Just found out that I did not fully fix the strand issue, should have added strand to the identification of the longest transcript as well:
if len(gene) == 1:
transcripts = {}
with open(refflat, "r") as fh:
for line in fh:
cur_gene, transcript, chrom, strand, start, end, _, _, _, exonstart, exonend = line.rstrip("\n").split("\t")
if cur_gene != gene[0]:
continue
transcripts[transcript] = (chrom, strand, start, end, exonstart, exonend)
transcript = get_longest_transcript(transcripts.keys(), refflat)
chrom, strand, start, end, exonstart, exonend = transcripts[transcript]
Now should be fully correct! Happy to help!

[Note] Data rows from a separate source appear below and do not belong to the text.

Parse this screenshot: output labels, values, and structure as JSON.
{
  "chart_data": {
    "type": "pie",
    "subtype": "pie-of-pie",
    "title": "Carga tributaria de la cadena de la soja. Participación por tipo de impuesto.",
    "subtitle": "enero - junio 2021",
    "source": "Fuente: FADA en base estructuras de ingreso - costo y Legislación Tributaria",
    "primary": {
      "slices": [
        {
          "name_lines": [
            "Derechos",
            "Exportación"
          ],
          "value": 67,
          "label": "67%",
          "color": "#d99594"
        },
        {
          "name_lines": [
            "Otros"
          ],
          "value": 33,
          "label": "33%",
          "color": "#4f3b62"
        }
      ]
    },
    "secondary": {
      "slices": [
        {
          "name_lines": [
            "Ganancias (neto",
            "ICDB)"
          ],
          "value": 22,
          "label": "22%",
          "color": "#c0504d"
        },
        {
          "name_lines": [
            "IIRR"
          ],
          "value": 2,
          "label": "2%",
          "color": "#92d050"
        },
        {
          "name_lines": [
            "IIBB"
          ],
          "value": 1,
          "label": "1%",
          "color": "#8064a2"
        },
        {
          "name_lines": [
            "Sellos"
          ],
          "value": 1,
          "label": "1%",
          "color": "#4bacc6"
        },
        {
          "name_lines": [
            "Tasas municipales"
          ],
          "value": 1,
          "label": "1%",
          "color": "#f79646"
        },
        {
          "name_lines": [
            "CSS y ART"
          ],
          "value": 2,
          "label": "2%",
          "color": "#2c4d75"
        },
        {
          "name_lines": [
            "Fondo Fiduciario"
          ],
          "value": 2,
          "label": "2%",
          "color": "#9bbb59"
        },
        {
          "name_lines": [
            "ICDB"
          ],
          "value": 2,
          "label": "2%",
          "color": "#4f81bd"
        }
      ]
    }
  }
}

Just found out that I did not fully fix the strand issue, should have added strand to the identification of the longest transcript as well:
if len(gene) == 1: transcripts = {} with open(refflat, "r") as fh: for line in fh: cur_gene, transcript, chrom, strand, start, end, _, _, _, exonstart, exonend = line.rstrip("\n").split("\t") if cur_gene != gene[0]: continue transcripts[transcript] = (chrom, strand, start, end, exonstart, exonend) transcript = get_longest_transcript(transcripts.keys(), refflat) chrom, strand, start, end, exonstart, exonend = transcripts[transcript]
Now should be fully correct! Happy to help!
You should submit another PR?
@nvolkovaGEL You are perfectly right, I should have more test before made commit. Besides adding the amendment as you suggested, I added some error msgs to the code just in case people put wrong gene symbol/transcript to the input file. @sfchen Could you please merge my second PR? sorry for the trouble
Merged.
Sorry, should have just made a pull request, but couldn't get my locked local machine to synchronize properly with github. Thanks, please feel free to close this ticket!